12. No âmbito do recurso hierárquico deduzido pelo Impugnante contra o despacho que indeferiu a reclamação graciosa que teve por objeto as liquidações de IRS dos anos de 2006 e 2007, resultantes das correções decorrentes do relatório inspetivo referido em 1., foi emitida a informação constante de fls. 201 e ss. do PA, que se dá aqui por reproduzido, nos termos do qual foi proposto o deferimento parcial de tal recurso por se entender que “(…) Todavia, não são de considerar as transferências bancárias que o recorrente realizou para as referidas contas bancárias pelo facto de as mesmas não respeitarem a pagamentos realizados por clientes e não caberem no conceito de omissão de proveitos, o recorrente não é cliente de si próprio nem está provado pela IT que esses valores advêm de proveitos obtidos dos seus clientes, devendo desta forma ser expurgado o valor de € 38.255,25 [2006/03T: 2.120,00, 2006/06T:20.870,00, 2006/09T:10.345,25, 2006/12T: 4.920,00 (…)] e de 893,76 [2007/03T: 150,00, 2007/06T: 743,76 (…)], ambos relativos à conta do Santander Totta, totalizando o valor de € 39.149,01”. – Cfr. fls. 201 e ss. do PA.
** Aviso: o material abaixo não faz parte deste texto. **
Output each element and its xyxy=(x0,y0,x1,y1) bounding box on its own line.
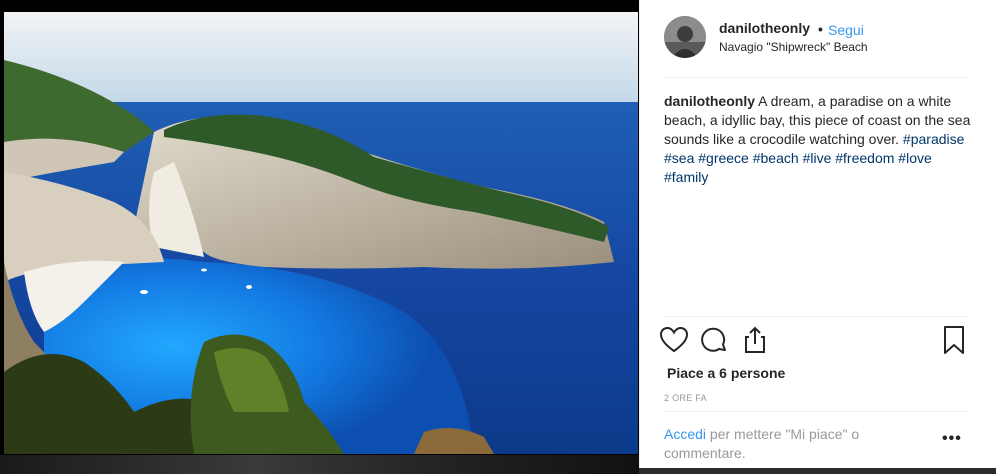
more-options-icon[interactable]: ••• xyxy=(942,430,962,448)
likes-count[interactable]: Piace a 6 persone xyxy=(667,365,785,381)
heart-icon[interactable] xyxy=(658,324,690,356)
post-caption: danilotheonly A dream, a paradise on a w… xyxy=(664,92,974,187)
hashtag[interactable]: #sea xyxy=(664,150,694,166)
header-divider xyxy=(664,77,968,78)
share-icon[interactable] xyxy=(739,324,771,356)
avatar[interactable] xyxy=(664,16,706,58)
hashtag[interactable]: #love xyxy=(898,150,931,166)
post-side-panel: danilotheonly • Segui Navagio "Shipwreck… xyxy=(639,0,996,468)
actions-divider xyxy=(664,316,968,317)
hashtag[interactable]: #family xyxy=(664,169,708,185)
background-strip-right xyxy=(639,468,996,474)
hashtag[interactable]: #greece xyxy=(698,150,749,166)
background-strip xyxy=(0,455,639,474)
hashtag[interactable]: #freedom xyxy=(835,150,894,166)
username[interactable]: danilotheonly xyxy=(719,20,810,36)
post-header: danilotheonly • Segui Navagio "Shipwreck… xyxy=(640,0,996,77)
comment-icon[interactable] xyxy=(698,324,730,356)
action-bar xyxy=(658,324,968,358)
photo-pane xyxy=(0,0,639,474)
post-photo[interactable] xyxy=(4,12,638,454)
login-link[interactable]: Accedi xyxy=(664,426,706,442)
follow-button[interactable]: Segui xyxy=(828,22,864,38)
login-prompt: Accedi per mettere "Mi piace" o commenta… xyxy=(664,425,894,463)
hashtag[interactable]: #live xyxy=(803,150,832,166)
separator-dot: • xyxy=(818,21,823,37)
post-timestamp[interactable]: 2 ORE FA xyxy=(664,393,707,403)
caption-username[interactable]: danilotheonly xyxy=(664,93,755,109)
hashtag[interactable]: #beach xyxy=(753,150,799,166)
location-link[interactable]: Navagio "Shipwreck" Beach xyxy=(719,40,868,54)
bookmark-icon[interactable] xyxy=(938,324,970,356)
footer-divider xyxy=(664,411,968,412)
hashtag[interactable]: #paradise xyxy=(903,131,965,147)
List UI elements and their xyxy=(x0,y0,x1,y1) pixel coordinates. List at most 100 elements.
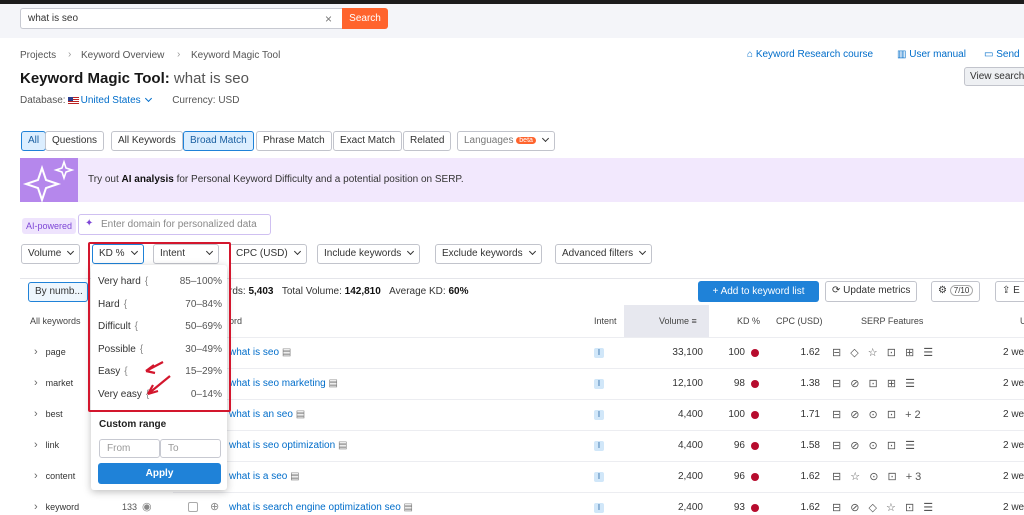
tab-exact-match[interactable]: Exact Match xyxy=(333,131,403,151)
graduation-cap-icon: ⌂ xyxy=(747,49,754,60)
search-button[interactable]: Search xyxy=(342,8,388,29)
domain-input[interactable]: Enter domain for personalized data xyxy=(78,214,271,235)
tab-phrase-match[interactable]: Phrase Match xyxy=(256,131,332,151)
add-plus-icon[interactable]: ⊕ xyxy=(210,500,219,513)
annotation-arrows xyxy=(145,361,171,396)
keyword-link[interactable]: what is seo ▤ xyxy=(229,347,291,358)
col-intent[interactable]: Intent xyxy=(594,316,617,326)
kd-difficulty-dot xyxy=(751,349,759,357)
updated-value: 2 we xyxy=(1003,378,1024,389)
tab-all-keywords[interactable]: All Keywords xyxy=(111,131,183,151)
clear-icon[interactable]: × xyxy=(325,12,332,26)
send-feedback-link[interactable]: ▭ Send xyxy=(984,49,1020,60)
sidebar-item-keyword[interactable]: keyword xyxy=(34,501,80,513)
database-selector[interactable]: Database: United States Currency: USD xyxy=(20,94,240,106)
sidebar-item-best[interactable]: best xyxy=(34,408,63,420)
intent-badge: I xyxy=(594,503,604,513)
serp-features-icons[interactable]: ⊟ ⊘ ◇ ☆ ⊡ ☰ xyxy=(832,501,936,514)
intent-badge: I xyxy=(594,379,604,389)
group-by-number-button[interactable]: By numb... xyxy=(28,282,88,302)
breadcrumb-keyword-magic-tool: Keyword Magic Tool xyxy=(191,50,281,61)
serp-features-icons[interactable]: ⊟ ⊘ ⊡ ⊞ ☰ xyxy=(832,377,918,390)
volume-value: 4,400 xyxy=(677,440,703,451)
include-keywords-filter[interactable]: Include keywords xyxy=(317,244,421,264)
serp-features-icons[interactable]: ⊟ ☆ ⊙ ⊡ +3 xyxy=(832,470,924,483)
keyword-link[interactable]: what is a seo ▤ xyxy=(229,471,300,482)
kd-difficulty-dot xyxy=(751,411,759,419)
update-metrics-button[interactable]: ⟳ Update metrics xyxy=(825,281,918,302)
volume-filter[interactable]: Volume xyxy=(21,244,81,264)
sidebar-item-content[interactable]: content xyxy=(34,470,76,482)
search-input[interactable]: what is seo xyxy=(20,8,342,29)
col-volume[interactable]: Volume ≡ xyxy=(659,316,697,326)
sidebar-item-market[interactable]: market xyxy=(34,377,74,389)
serp-features-icons[interactable]: ⊟ ⊘ ⊙ ⊡ ☰ xyxy=(832,439,918,452)
row-checkbox[interactable] xyxy=(188,502,198,512)
col-serp-features[interactable]: SERP Features xyxy=(861,316,923,326)
apply-button[interactable]: Apply xyxy=(98,463,221,484)
serp-icon: ▤ xyxy=(281,347,292,358)
keyword-link[interactable]: what is seo optimization ▤ xyxy=(229,440,347,451)
chevron-right-icon: › xyxy=(68,49,72,60)
sidebar-item-link[interactable]: link xyxy=(34,439,60,451)
keyword-research-course-link[interactable]: ⌂ Keyword Research course xyxy=(747,49,873,60)
keyword-link[interactable]: what is seo marketing ▤ xyxy=(229,378,338,389)
sort-icon: ≡ xyxy=(691,316,697,326)
ai-sparkle-icon xyxy=(20,158,78,204)
intent-badge: I xyxy=(594,472,604,482)
tab-related[interactable]: Related xyxy=(403,131,452,151)
user-manual-link[interactable]: ▥ User manual xyxy=(897,49,966,60)
export-button[interactable]: ⇪ E xyxy=(995,281,1024,302)
kd-difficulty-dot xyxy=(751,380,759,388)
kd-value: 98 xyxy=(733,378,745,389)
eye-icon[interactable]: ◉ xyxy=(142,500,152,513)
exclude-keywords-filter[interactable]: Exclude keywords xyxy=(435,244,542,264)
custom-range-title: Custom range xyxy=(99,419,167,430)
message-icon: ▭ xyxy=(984,49,994,60)
col-updated[interactable]: U xyxy=(1020,316,1024,326)
currency-label: Currency: USD xyxy=(172,95,240,106)
kd-difficulty-dot xyxy=(751,504,759,512)
ai-promo-text: Try out AI analysis for Personal Keyword… xyxy=(88,174,464,185)
kd-from-input[interactable]: From xyxy=(99,439,160,458)
kd-to-input[interactable]: To xyxy=(160,439,221,458)
kd-value: 96 xyxy=(733,440,745,451)
breadcrumb-projects[interactable]: Projects xyxy=(20,50,56,61)
advanced-filters[interactable]: Advanced filters xyxy=(555,244,653,264)
tab-questions[interactable]: Questions xyxy=(45,131,105,151)
kd-value: 100 xyxy=(728,409,745,420)
volume-value: 2,400 xyxy=(677,502,703,513)
ai-powered-badge: AI-powered xyxy=(22,218,77,234)
view-search-button[interactable]: View search xyxy=(964,67,1024,86)
updated-value: 2 we xyxy=(1003,409,1024,420)
serp-icon: ▤ xyxy=(328,378,338,389)
keyword-link[interactable]: what is an seo ▤ xyxy=(229,409,305,420)
cpc-filter[interactable]: CPC (USD) xyxy=(229,244,307,264)
serp-icon: ▤ xyxy=(403,502,413,513)
settings-button[interactable]: ⚙ 7/10 xyxy=(931,281,981,302)
sidebar-item-page[interactable]: page xyxy=(34,346,66,358)
add-to-keyword-list-button[interactable]: + Add to keyword list xyxy=(698,281,819,302)
cpc-value: 1.62 xyxy=(800,471,820,482)
refresh-icon: ⟳ xyxy=(832,285,841,296)
breadcrumb-keyword-overview[interactable]: Keyword Overview xyxy=(81,50,164,61)
sidebar-keyword-count: 133 xyxy=(122,502,138,512)
plus-icon: + xyxy=(712,286,719,297)
kd-value: 96 xyxy=(733,471,745,482)
upload-icon: ⇪ xyxy=(1002,285,1011,296)
tab-broad-match[interactable]: Broad Match xyxy=(183,131,254,151)
col-cpc[interactable]: CPC (USD) xyxy=(776,316,823,326)
keywords-summary: rds: 5,403 Total Volume: 142,810 Average… xyxy=(229,286,469,297)
tab-all[interactable]: All xyxy=(21,131,47,151)
intent-badge: I xyxy=(594,410,604,420)
languages-dropdown[interactable]: Languages beta xyxy=(457,131,555,151)
updated-value: 2 we xyxy=(1003,471,1024,482)
intent-badge: I xyxy=(594,441,604,451)
col-kd[interactable]: KD % xyxy=(737,316,760,326)
gear-icon: ⚙ xyxy=(938,285,947,296)
cpc-value: 1.62 xyxy=(800,502,820,513)
keyword-link[interactable]: what is search engine optimization seo ▤ xyxy=(229,502,413,513)
serp-features-icons[interactable]: ⊟ ⊘ ⊙ ⊡ +2 xyxy=(832,408,924,421)
serp-features-icons[interactable]: ⊟ ◇ ☆ ⊡ ⊞ ☰ xyxy=(832,346,936,359)
serp-icon: ▤ xyxy=(290,471,300,482)
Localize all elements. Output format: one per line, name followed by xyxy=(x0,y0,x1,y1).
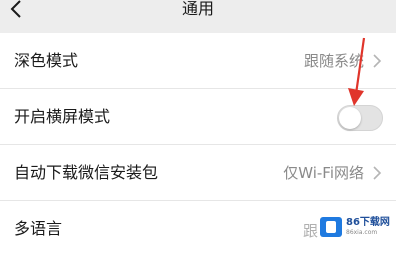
toggle-knob xyxy=(339,107,361,129)
chevron-right-icon xyxy=(373,166,382,180)
chevron-right-icon xyxy=(373,54,382,68)
setting-value: 跟 xyxy=(302,222,318,240)
watermark-url: 86xia.com xyxy=(346,229,378,236)
watermark-title: 86下载网 xyxy=(346,217,390,228)
setting-row-landscape-mode: 开启横屏模式 xyxy=(0,89,396,145)
setting-row-dark-mode[interactable]: 深色模式 跟随系统 xyxy=(0,33,396,89)
setting-value: 仅Wi-Fi网络 xyxy=(283,164,364,182)
navigation-bar: 通用 xyxy=(0,0,396,30)
page-title: 通用 xyxy=(181,0,214,18)
setting-label: 开启横屏模式 xyxy=(14,107,111,126)
watermark-logo-icon xyxy=(320,217,342,237)
setting-value: 跟随系统 xyxy=(303,52,364,70)
landscape-mode-toggle[interactable] xyxy=(337,105,383,131)
setting-label: 深色模式 xyxy=(14,51,79,70)
setting-label: 自动下载微信安装包 xyxy=(14,163,159,182)
watermark: 86下载网 86xia.com xyxy=(318,213,390,241)
setting-label: 多语言 xyxy=(14,219,63,238)
setting-row-auto-download[interactable]: 自动下载微信安装包 仅Wi-Fi网络 xyxy=(0,145,396,201)
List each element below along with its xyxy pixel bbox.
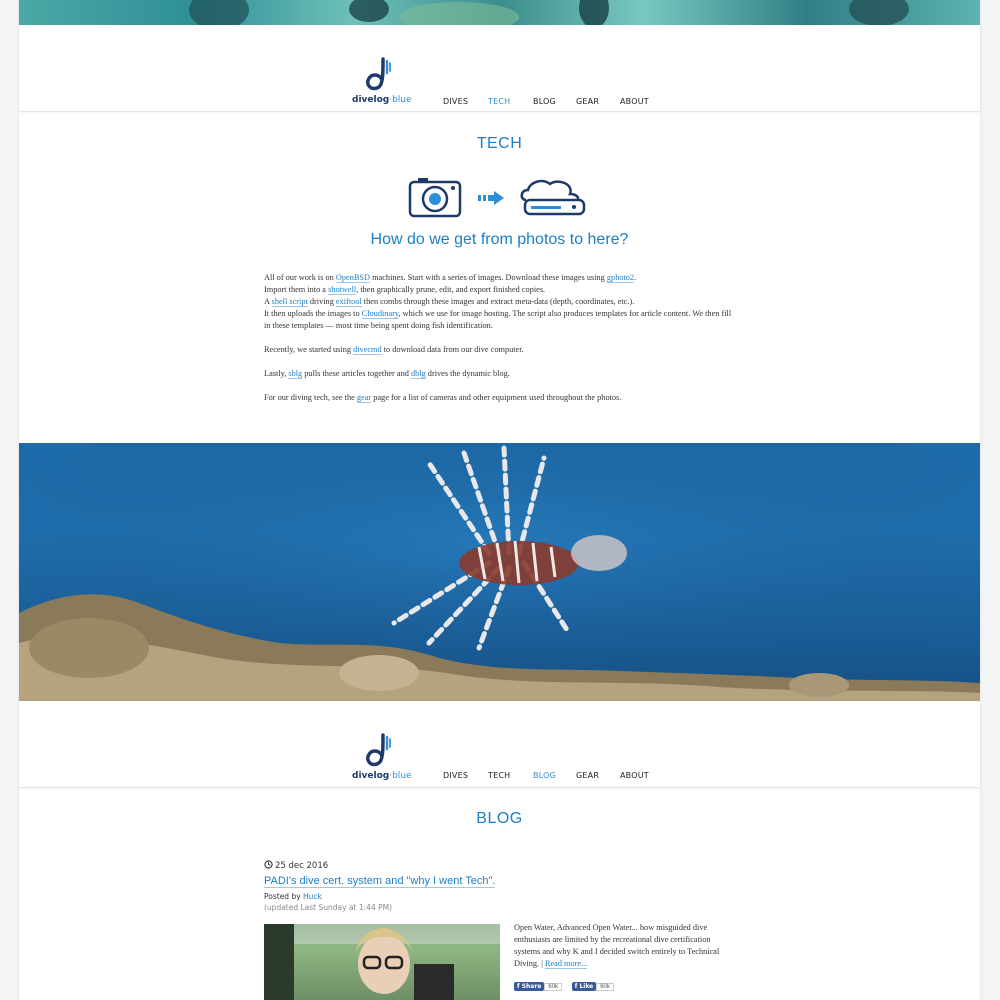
nav-dives[interactable]: DIVES (443, 97, 468, 106)
nav-dives[interactable]: DIVES (443, 771, 468, 780)
nav-about[interactable]: ABOUT (620, 771, 649, 780)
logo-text: divelog·blue (352, 95, 412, 105)
top-navbar: divelog·blue DIVES TECH BLOG GEAR ABOUT (19, 25, 980, 112)
logo[interactable]: divelog·blue (352, 57, 412, 107)
link-dblg[interactable]: dblg (410, 369, 426, 379)
link-gphoto2[interactable]: gphoto2 (606, 273, 635, 283)
link-shell-script[interactable]: shell script (271, 297, 308, 307)
cloud-storage-icon (520, 179, 586, 216)
nav-blog[interactable]: BLOG (533, 771, 556, 780)
share-count: 60k (544, 983, 563, 991)
nav-blog[interactable]: BLOG (533, 97, 556, 106)
bottom-navbar: divelog·blue DIVES TECH BLOG GEAR ABOUT (19, 701, 980, 788)
link-openbsd[interactable]: OpenBSD (335, 273, 371, 283)
post-title-link[interactable]: PADI's dive cert. system and "why I went… (264, 875, 496, 888)
nav-gear[interactable]: GEAR (576, 97, 599, 106)
logo[interactable]: divelog·blue (352, 733, 412, 783)
link-cloudinary[interactable]: Cloudinary (361, 309, 399, 319)
top-banner-image (19, 0, 980, 25)
post-author-line: Posted by Huck (264, 892, 322, 901)
post-excerpt: Open Water, Advanced Open Water... how m… (514, 923, 720, 969)
arrow-right-icon (478, 191, 504, 205)
tech-paragraph-3: Lastly, sblg pulls these articles togeth… (264, 369, 510, 379)
post-updated: (updated Last Sunday at 1:44 PM) (264, 903, 393, 912)
post-date: 25 dec 2016 (264, 860, 744, 871)
like-count: 60k (596, 983, 614, 991)
logo-text: divelog·blue (352, 771, 412, 781)
logo-icon (366, 733, 391, 767)
link-sblg[interactable]: sblg (288, 369, 303, 379)
link-shotwell[interactable]: shotwell (328, 285, 357, 295)
nav-gear[interactable]: GEAR (576, 771, 599, 780)
link-divecmd[interactable]: divecmd (353, 345, 382, 355)
facebook-like-button[interactable]: f Like (571, 982, 597, 991)
post-author-link[interactable]: Huck (303, 892, 322, 901)
tech-body: All of our work is on OpenBSD machines. … (264, 272, 734, 416)
social-buttons: f Share 60k f Like 60k (514, 982, 622, 991)
nav-tech[interactable]: TECH (488, 97, 510, 106)
post-thumbnail[interactable] (264, 924, 500, 1000)
logo-icon (366, 57, 391, 91)
link-gear[interactable]: gear (356, 393, 372, 403)
clock-icon (264, 860, 273, 869)
facebook-share-button[interactable]: f Share (514, 982, 545, 991)
nav-tech[interactable]: TECH (488, 771, 510, 780)
tech-paragraph-1: All of our work is on OpenBSD machines. … (264, 273, 732, 330)
tech-section-title: TECH (476, 135, 523, 152)
nav-about[interactable]: ABOUT (620, 97, 649, 106)
lionfish-banner-image (19, 443, 980, 701)
link-exiftool[interactable]: exiftool (335, 297, 362, 307)
tech-heading: How do we get from photos to here? (370, 231, 629, 248)
blog-section-title: BLOG (476, 810, 523, 827)
tech-flow-illustration (408, 176, 588, 220)
tech-paragraph-2: Recently, we started using divecmd to do… (264, 345, 524, 355)
tech-paragraph-4: For our diving tech, see the gear page f… (264, 393, 622, 403)
read-more-link[interactable]: Read more... (544, 959, 588, 969)
post-date-text: 25 dec 2016 (275, 861, 329, 871)
camera-icon (408, 178, 462, 218)
blog-post: 25 dec 2016 PADI's dive cert. system and… (264, 860, 744, 1000)
page: divelog·blue DIVES TECH BLOG GEAR ABOUT … (19, 0, 980, 1000)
13. Com base no parecer mencionado na alínea antecedente, o recurso hierárquico ali referido foi parcialmente deferido. – Cfr. fls. 201 do PA.
14. O Impugnante outorgou o documento de fls. 60/61 que se dá por integralmente reproduzido, nos termos do qual se reconhece devedor de diversas quantias que, no ano de 2007, lhe foram emprestadas pelo outro outorgante do documento em causa, perfazendo o valor global de € 6.500,00€.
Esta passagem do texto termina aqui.